Rengine will be accessible via https://recon.your_domain.tld as long as you have entered your IP address correctly in Traefik/dynamic/middlewares.toml

Bounty Infrastructure Rengine

Webhook

Pretty handy if you don’t have access to burp collaborator or if you don’t want to use it. It can also make it easier to manage if you have several requests to make and it’s more ergnomic.

Bounty Infrastructure - Webhook

Webhook will be accessible via https://webhook.your_domain.tld

Add a new container

In case you want to add a new container, here’s what you need to do.

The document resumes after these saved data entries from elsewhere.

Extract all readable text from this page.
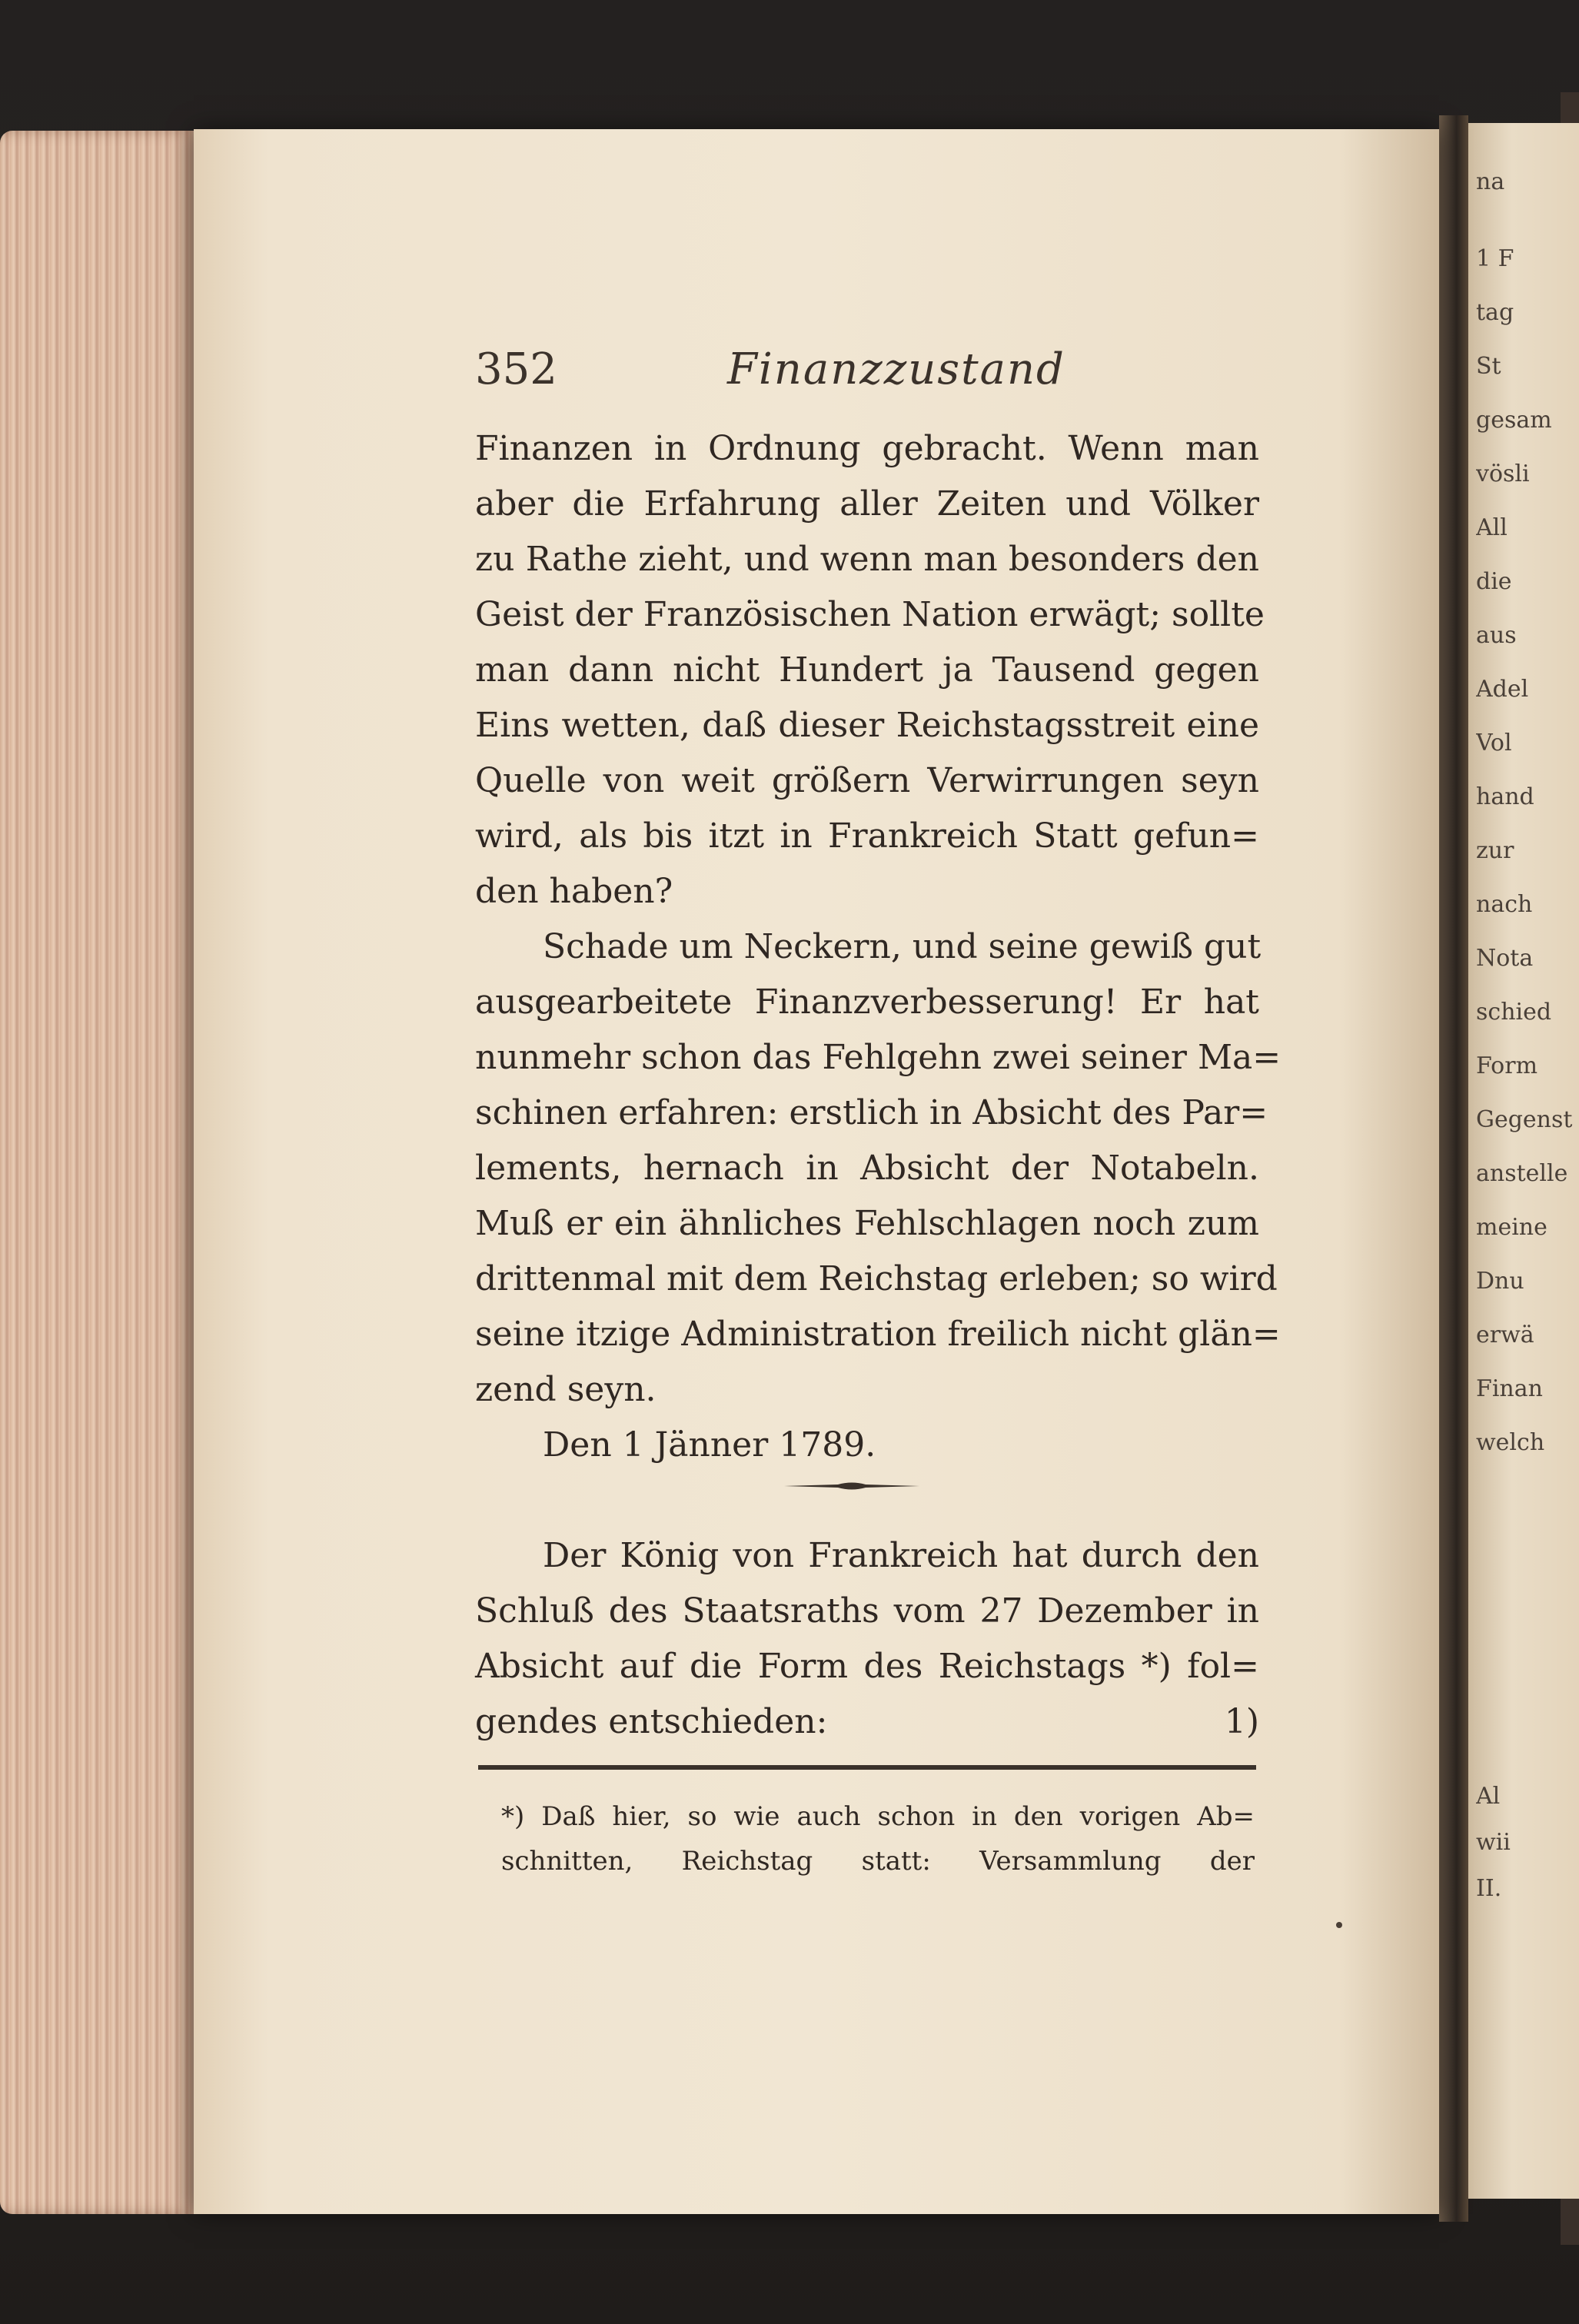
na
1 F
tag
St
gesam
vösli
All
die
aus
Adel
Vol
hand
zur
nach
Nota
schied
Form
Gegenst
anstelle
meine
Dnu
erwä
Finan
welch
Al
wii
II.
352	Finanzzustand
Finanzen in Ordnung gebracht. Wenn man
aber die Erfahrung aller Zeiten und Völker
zu Rathe zieht, und wenn man besonders den
Geist der Französischen Nation erwägt; sollte
man dann nicht Hundert ja Tausend gegen
Eins wetten, daß dieser Reichstagsstreit eine
Quelle von weit größern Verwirrungen seyn
wird, als bis itzt in Frankreich Statt gefun=
den haben?
Schade um Neckern, und seine gewiß gut
ausgearbeitete Finanzverbesserung! Er hat
nunmehr schon das Fehlgehn zwei seiner Ma=
schinen erfahren: erstlich in Absicht des Par=
lements, hernach in Absicht der Notabeln.
Muß er ein ähnliches Fehlschlagen noch zum
drittenmal mit dem Reichstag erleben; so wird
seine itzige Administration freilich nicht glän=
zend seyn.
Den 1 Jänner 1789.
Der König von Frankreich hat durch den
Schluß des Staatsraths vom 27 Dezember in
Absicht auf die Form des Reichstags *) fol=
gendes entschieden:	1)
*) Daß hier, so wie auch schon in den vorigen Ab=
schnitten, Reichstag statt: Versammlung der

Open the docker-compose.yml of your new service and add the following lines : (If needed, take the example of the containers we just installed :) )

networks: #If the line doesn't exist add the, otherwise add only the network
      - traefik-proxy
[...]
    #Don't forget to change {services} by your services name and {your_sub_domain.tld} by your subdomain.
    labels:
      - "traefik.enable=true"
      - "traefik.http.routers.{services}.rule=Host(`{your_sub_domain.tld}`)"
      - "traefik.http.routers.{services}.entrypoints=websecure"
      - "traefik.http.routers.{services}.tls.certresolver=letsencrypt"

[...]
#At the end of file
networks:
  {services}:
  traefik-global-proxy:
    external: true

In case your service exposes a port, for example via the port: 8000:8000 directive, you can remove the line, it’s managed by Traefik :) If you want to protect your container with IP protection like Rengine and Traefik, simply add the line - "traefik.http.routers.{services}.middlewares=ipwhitelist@file" in labels.

Backup & conclusion

I went from a Proxmox / LXC installation to a full Docker installation and this was not planned but it also makes my backups a lot easier.

I use a service like “Bucket S3” on Scaleway. And instead of backing up my LXC containers and sending them on my bucket (which is quite a lot of weight) I just have to send my docker-composites, configuration files and the files I want to back up.

This also facilitates restoration in the event of a complete crash. Rather than reinstalling a Proxmox and reimporting each LXC container, I just have to unroll the script that is at the beginning of this tutorial on a new server.